Quick spent the next two seasons (1940-1941) in the Eastern League with the Springfield Nationals and the Williamsport Grays, hitting right at a .232 two-year average. He spent the next four years in the service and was drafted by the Chicago Cubs from the St. Louis Browns in the minor league phase of the 1945 Rule V Draft. He was with the Nashville Volunteers of the Southern Association on his return in 1946, and hit .263 for the year. This prompted the New York Giants to draft him from the Chicago Cubs on November 5, 1946, in the minor league phase of the 1946 Rule V Draft.

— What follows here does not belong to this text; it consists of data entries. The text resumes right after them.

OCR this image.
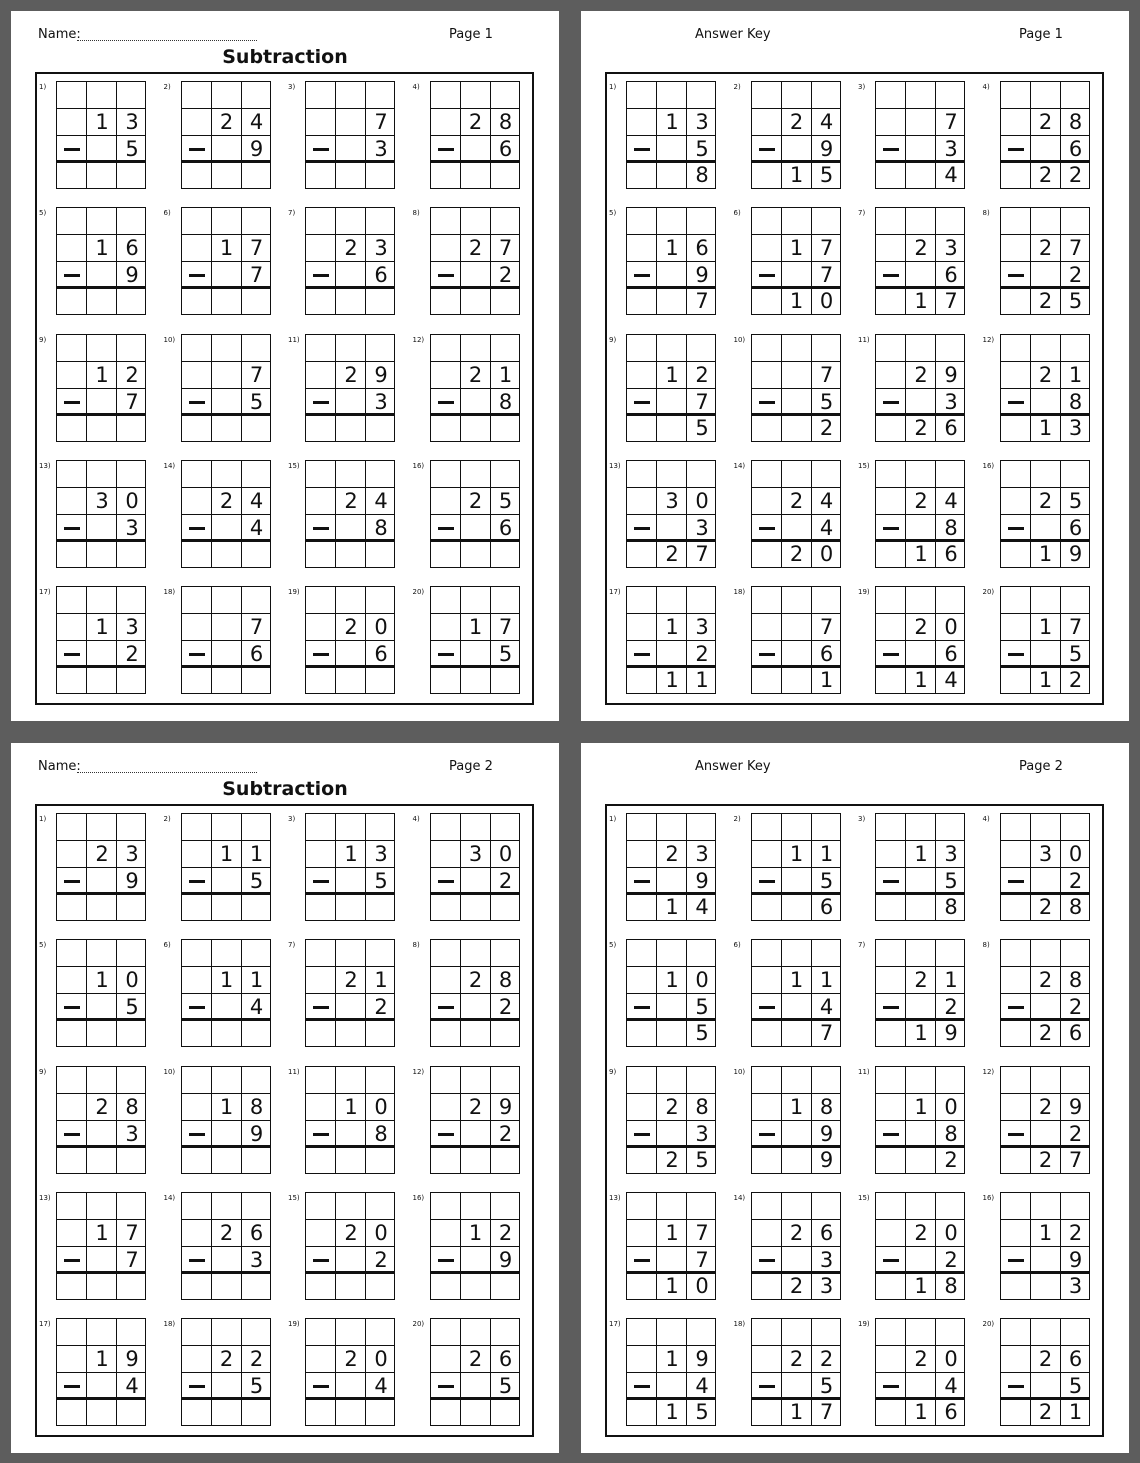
Name:	Page 1
Subtraction
1)
1 3
5
2)
2 4
9
3)
7
3
4)
2 8
6
5)
1 6
9
6)
1 7
7
7)
2 3
6
8)
2 7
2
9)
1 2
7
10)
7
5
11)
2 9
3
12)
2 1
8
13)
3 0
3
14)
2 4
4
15)
2 4
8
16)
2 5
6
17)
1 3
2
18)
7
6
19)
2 0
6
20)
1 7
5
Answer Key	Page 1
1)
1 3
5
8
2)
2 4
9
1 5
3)
7
3
4
4)
2 8
6
2 2
5)
1 6
9
7
6)
1 7
7
1 0
7)
2 3
6
1 7
8)
2 7
2
2 5
9)
1 2
7
5
10)
7
5
2
11)
2 9
3
2 6
12)
2 1
8
1 3
13)
3 0
3
2 7
14)
2 4
4
2 0
15)
2 4
8
1 6
16)
2 5
6
1 9
17)
1 3
2
1 1
18)
7
6
1
19)
2 0
6
1 4
20)
1 7
5
1 2
Name:	Page 2
Subtraction
1)
2 3
9
2)
1 1
5
3)
1 3
5
4)
3 0
2
5)
1 0
5
6)
1 1
4
7)
2 1
2
8)
2 8
2
9)
2 8
3
10)
1 8
9
11)
1 0
8
12)
2 9
2
13)
1 7
7
14)
2 6
3
15)
2 0
2
16)
1 2
9
17)
1 9
4
18)
2 2
5
19)
2 0
4
20)
2 6
5
Answer Key	Page 2
1)
2 3
9
1 4
2)
1 1
5
6
3)
1 3
5
8
4)
3 0
2
2 8
5)
1 0
5
5
6)
1 1
4
7
7)
2 1
2
1 9
8)
2 8
2
2 6
9)
2 8
3
2 5
10)
1 8
9
9
11)
1 0
8
2
12)
2 9
2
2 7
13)
1 7
7
1 0
14)
2 6
3
2 3
15)
2 0
2
1 8
16)
1 2
9
3
17)
1 9
4
1 5
18)
2 2
5
1 7
19)
2 0
4
1 6
20)
2 6
5
2 1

He stayed with the Vols for the next three seasons (1947-1949), hitting over the .300 mark for the second time in his career, with a .302 sum in '47 and .312 in '48. Hal turned 31 in 1949 and fell to a .246 number and finished out his minor league run in 1950 with the Macon Peaches of the South Atlantic League, hitting .237 in 70 games. Quick's career minor league figures show that he appeared in 1,201 games and had a .271 career batting average. He also fielded the short-field position at a .935 percentage.

After baseball, Quick retired as a lieutenant colonel from the United States Air Force after serving 25 years, including World War II, the Korean War and the Vietnam War. He received Bronze Stars in both World War II and the Vietnam War. He died from emphysema and a heart ailment on March 9, 1974 in Swansea, IL, at the age of 56.